Commission Charbonneau: Hydro-Québec dédommage Bauer
Capture d'écran

Le chantier d'Hydro-Québec à Péribonka a été un véritable calvaire pour l'allemande Bauer, confrontée aux multiples doléances des syndicats hostiles à la présence de travailleurs étrangers, a-t-on appris devant la commission Charbonneau. Cette situation a entraîné des coûts supplémentaires de plus de 4 millions de dollars pour l'entreprise, qui a finalement été indemnisée par la société d'État.

Un texte de Bernard Leduc

Bauer, qui était maître d'oeuvre du chantier de la centrale, a dû céder devant un certain chantage syndical en embauchant, sans que cela soit nécessaire, de nombreux travailleurs québécois supplémentaires, dans le seul but d'atténuer les pressions faites sur ses propres travailleurs, a soutenu celui qui était alors directeur de projet pour la compagnie, entre 2005 et 2007.

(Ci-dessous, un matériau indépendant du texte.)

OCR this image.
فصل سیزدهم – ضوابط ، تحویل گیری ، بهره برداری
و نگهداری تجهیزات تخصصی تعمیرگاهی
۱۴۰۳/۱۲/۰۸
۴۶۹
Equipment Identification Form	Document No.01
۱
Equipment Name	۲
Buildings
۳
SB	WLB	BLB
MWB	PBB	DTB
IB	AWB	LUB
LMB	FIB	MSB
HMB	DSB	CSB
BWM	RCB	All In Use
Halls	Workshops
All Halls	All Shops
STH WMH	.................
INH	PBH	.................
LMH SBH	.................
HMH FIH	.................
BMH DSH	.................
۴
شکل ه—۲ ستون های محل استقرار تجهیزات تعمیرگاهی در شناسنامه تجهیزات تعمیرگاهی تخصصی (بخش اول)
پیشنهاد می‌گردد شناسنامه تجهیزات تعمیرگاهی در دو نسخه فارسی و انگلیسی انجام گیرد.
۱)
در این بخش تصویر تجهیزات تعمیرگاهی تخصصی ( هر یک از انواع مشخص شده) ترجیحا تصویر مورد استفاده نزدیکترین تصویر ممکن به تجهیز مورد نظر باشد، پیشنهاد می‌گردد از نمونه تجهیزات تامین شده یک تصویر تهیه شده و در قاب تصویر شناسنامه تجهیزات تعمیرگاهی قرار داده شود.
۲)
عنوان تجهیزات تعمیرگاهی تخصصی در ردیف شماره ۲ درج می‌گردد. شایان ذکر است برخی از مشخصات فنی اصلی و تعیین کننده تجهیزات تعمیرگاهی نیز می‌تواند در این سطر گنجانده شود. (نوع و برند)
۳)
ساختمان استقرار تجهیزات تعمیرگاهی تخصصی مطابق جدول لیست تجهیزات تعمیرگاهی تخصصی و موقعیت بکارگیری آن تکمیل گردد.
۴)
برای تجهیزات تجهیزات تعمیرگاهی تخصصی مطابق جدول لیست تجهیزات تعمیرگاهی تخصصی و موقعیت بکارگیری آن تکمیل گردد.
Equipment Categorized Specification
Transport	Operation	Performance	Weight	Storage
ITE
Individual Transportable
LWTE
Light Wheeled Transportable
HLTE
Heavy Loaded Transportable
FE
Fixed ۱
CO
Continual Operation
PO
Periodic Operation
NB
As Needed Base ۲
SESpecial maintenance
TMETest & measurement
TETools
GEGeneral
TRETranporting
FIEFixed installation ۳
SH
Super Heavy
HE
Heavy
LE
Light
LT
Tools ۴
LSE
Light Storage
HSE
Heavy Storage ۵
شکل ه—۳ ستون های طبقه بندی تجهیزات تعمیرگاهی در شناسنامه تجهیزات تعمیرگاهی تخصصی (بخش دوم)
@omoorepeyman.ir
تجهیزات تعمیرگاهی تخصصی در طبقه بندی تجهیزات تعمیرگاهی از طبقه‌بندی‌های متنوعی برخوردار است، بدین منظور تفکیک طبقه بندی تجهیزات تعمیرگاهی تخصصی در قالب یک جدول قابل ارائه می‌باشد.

« En principe, tout le monde a travaillé, mais est-ce que l'ouvrage aurait pu se faire à moindres personnes [sic]? la réponse est également oui », a convenu Jacques Sainte-Marie, expliquant que les tâches sur le chantier avaient été « subdivisées pour essayer d'accommoder le plus de travailleurs possible ».

Ainsi, nombreux étaient ceux qui avaient peu de choses à faire durant leur journée de travail, une situation dont Hydro-Québec n'ignorait rien puisqu'elle dédommagera finalement Bauer pour ces surcoûts.

Le montant du dédommagement n'a cependant pas été précisé devant la commission, M. Sainte-Marie n'ayant pas été mêlé aux négociations entre Bauer et Hydro-Québec.

Échange entre Me Cainnech Lussiaà-Berdou et Jacques Saint-Marie :

C. L.-B. : « Essentiellement, un certain nombre de personnes passaient une grande partie de leur journée à faire peu de tâches, malgré qu'ils percevaient un salaire pour l'ensemble de cette journée-là? »

J. S.-M. : « C'est exact. »

Selon un des documents émanant de Bauer et déposé devant la commission, les coûts résultant des problèmes de relation de travail sur le chantier ont entraîné des surcoûts de 4 198 840 $.

L'information est contenue dans un mémoire de Bauer, destiné à Hydro-Québec, mais qui n'a pas été envoyé, une entente forfaitaire étant intervenue en 2008, avant son dépôt.

Les documents présentés devant la commission, outre le descriptif des coûts, contiennent une énumération des exigences présentées par les syndicats et les raisons ayant contraint Bauer à s'y plier.

L'expertise incontournable de Bauer

M. Sainte-Marie a expliqué que l'entreprise avait été sélectionnée par appel d'offres pour son expertise quasi unique en vue de créer des parois étanches sous les fondations du barrage de Péribonka.

Selon lui, seules quelques compagnies dans le monde, dont Bauer, savent faire ce genre de travail, qui exige une machinerie particulière et des travailleurs qualifiés.

L'entreprise avait d'ailleurs embauché les « quatre meilleurs opérateurs » de haveuses au monde pour ce chantier. Au total, l'équipe de Bauer était constituée d'une quinzaine de travailleurs d'une douzaine de pays, en plus du personnel de bureau.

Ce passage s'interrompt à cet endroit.